In light of the facts before the court in this case, I think it is preferable to rely on a strict application of Rule 803(4) of the Federal Rules of Evidence. Rule 803(4) appears to have abolished the common-law distinction between those statements made while consulting a “physician” for purposes of examination and statements made while consulting him for purposes of testifying as a witness. The Second Circuit has held that, in light of the Advisory Committee Notes to Rule 803(4), so long as the statements made by an individual were relied on by the physician in formulating his opinion, they are admissible. O’Gee v. Dobbs Houses, Inc., 570 F.2d 1084, 1089 (2d Cir.1978). See also Weinstein & Berger, Evidence ¶ 803(4) [01]. Although this holding ignores the traditional common-law prong of the rule that requires that the statements be made for the purposes of seeking treatment, it has clear support in the Advisory Committee Notes to Rule 803(4).2

It is appropriate to recognize, however, that evidence admitted under the standard discussed by the Second Circuit and the Advisory Committee Notes has less inherent reliability than evidence admitted under the traditional common-law standard underlying the physician treatment rule. The professional objectivity of a physician responsible for treatment may well be greater than that of a witness employed and paid to testify as an expert.

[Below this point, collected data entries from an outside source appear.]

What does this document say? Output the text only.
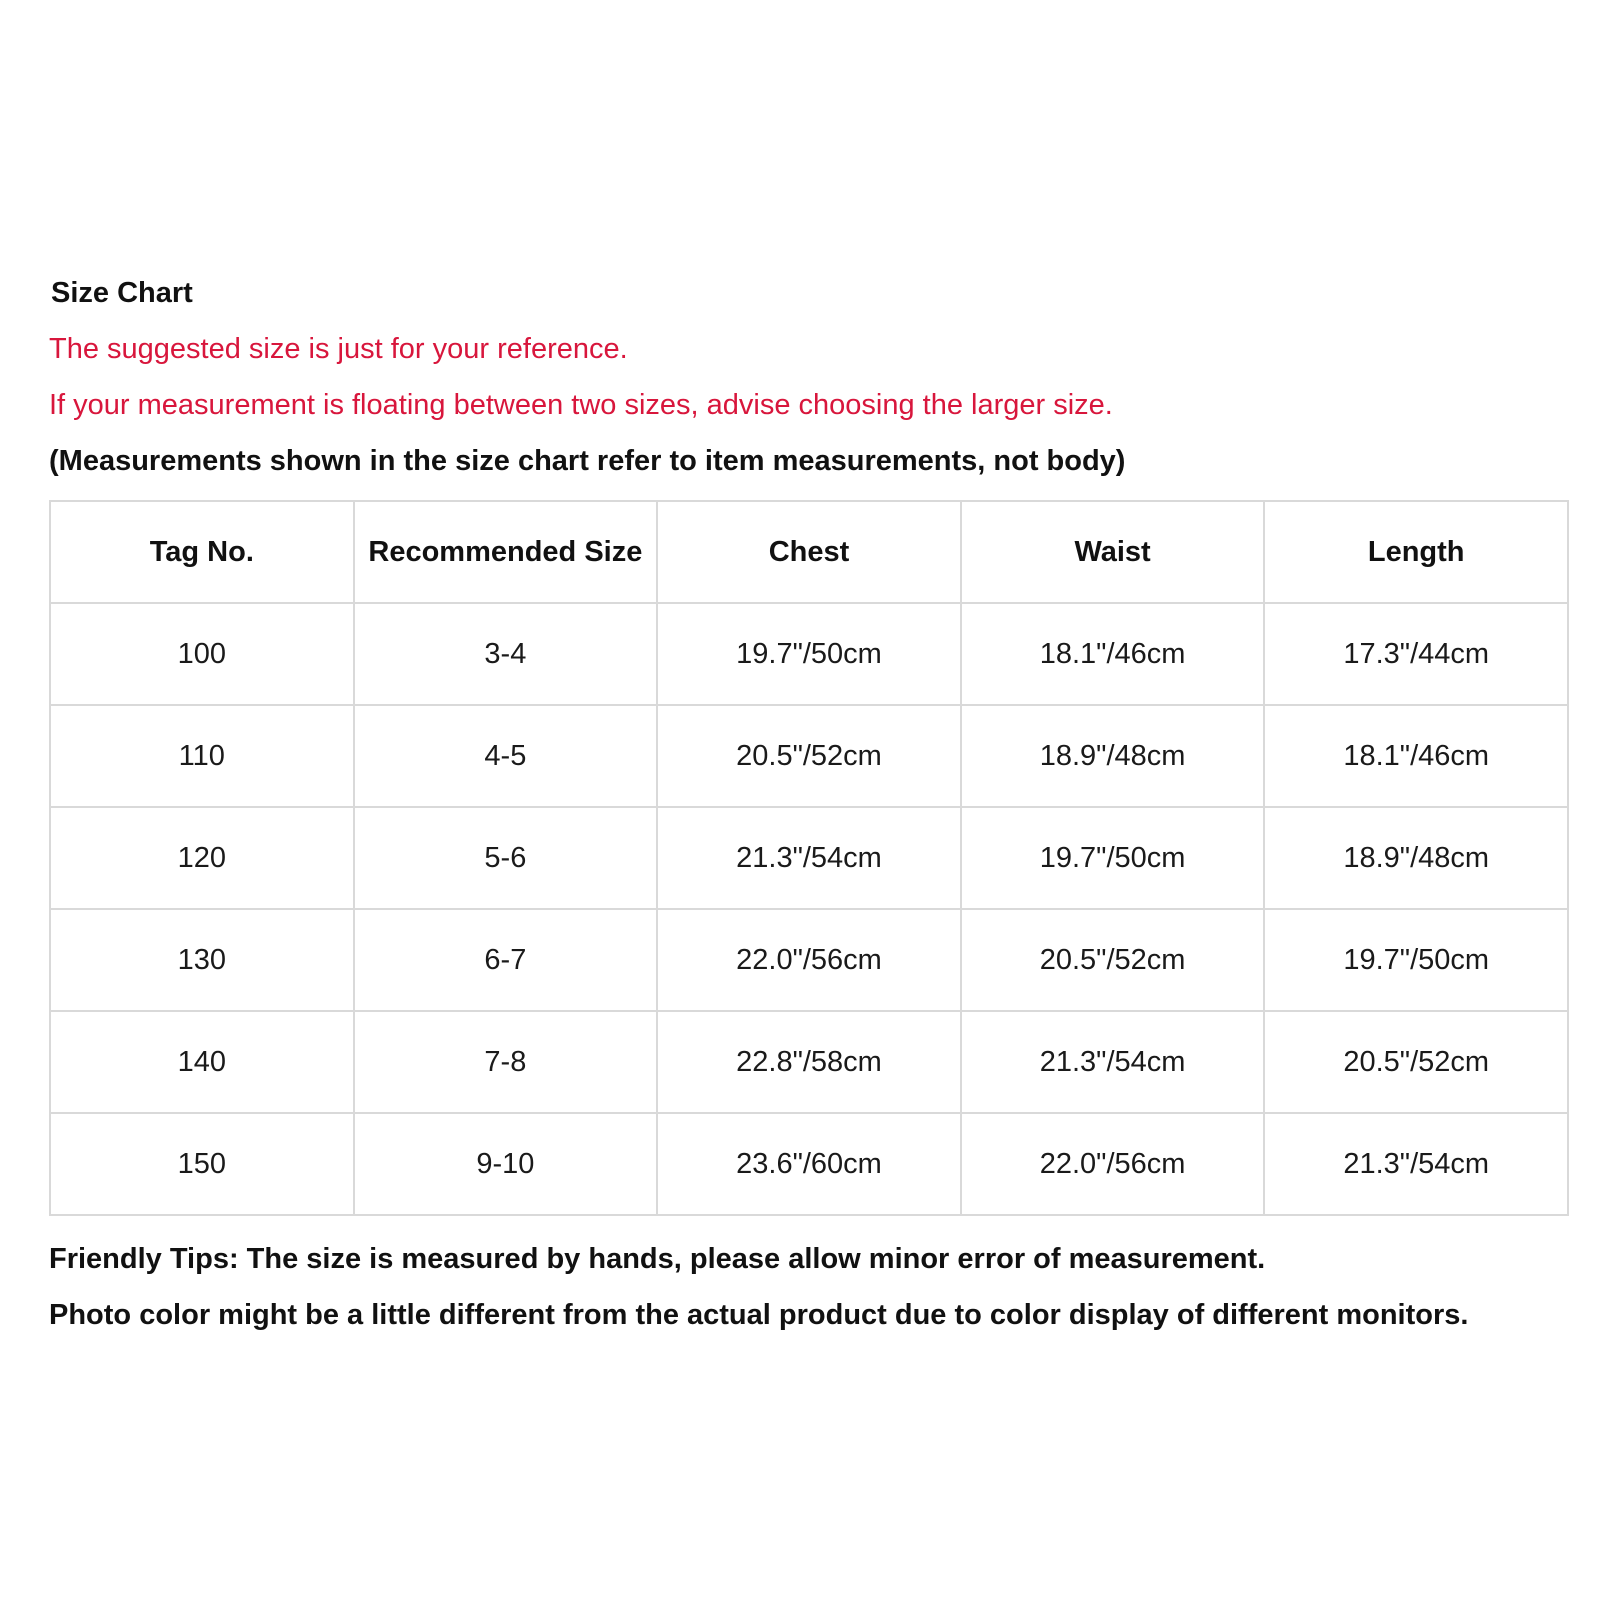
Size Chart
The suggested size is just for your reference.
If your measurement is floating between two sizes, advise choosing the larger size.
(Measurements shown in the size chart refer to item measurements, not body)
Tag No.	Recommended Size	Chest	Waist	Length
100	3-4	19.7"/50cm	18.1"/46cm	17.3"/44cm
110	4-5	20.5"/52cm	18.9"/48cm	18.1"/46cm
120	5-6	21.3"/54cm	19.7"/50cm	18.9"/48cm
130	6-7	22.0"/56cm	20.5"/52cm	19.7"/50cm
140	7-8	22.8"/58cm	21.3"/54cm	20.5"/52cm
150	9-10	23.6"/60cm	22.0"/56cm	21.3"/54cm
Friendly Tips: The size is measured by hands, please allow minor error of measurement.
Photo color might be a little different from the actual product due to color display of different monitors.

More importantly, the veracity of the declarant’s statements to the physician is less certain where the statements need not have been made for purposes of promoting treatment or facilitating diagnosis in preparation for treatment. In my view, an appellate court should be reluctant to disturb the discretion of a district court that has excluded such testimony on the ground that its prejudicial effect outweighs its probative value. See Fed.R.Evid. 403. But in this case, the reasons for exclusion by the district court are not clear. In excluding Dr. Harrison’s testimony as to what Hilary told him, the court appeared to rely, without further elaboration, only on the facts that “[Hilary] isn’t here and her age and the circumstances of the case.” (J.A. at 115). In light of *953Rule 803(4), and the importance of these statements to appellants’ case, these reasons are insufficient to justify exclusion of the evidence.

Rather than conclude, however, that Dr. Harrison’s testimony should have been admitted into evidence, I would leave this question for reconsideration at the retrial of this case, if there should be a retrial.

. No distinction has been made where the statements in question were made to a psychologist rather than a physician. See Fed.R.Evid. 803(4) advisory committee’s note.

. These Notes explain that, at common law, statements made to a physician consulted only for the purpose of enabling him to testify were not admissible as substantive evidence. Rule 803(4) rejects this limitation because a physician, as an expert, is allowed to state the basis of his opinion, including statements of this kind. This calls for a distinction that juries are unlikely to make, and therefore the limitation has been abolished.

In a civil case, where there is no Confrontation Clause problem, it was within Congress’ discretion to approve a rule authorizing the admission of whatever evidence it thought appropriate, absent a due process violation.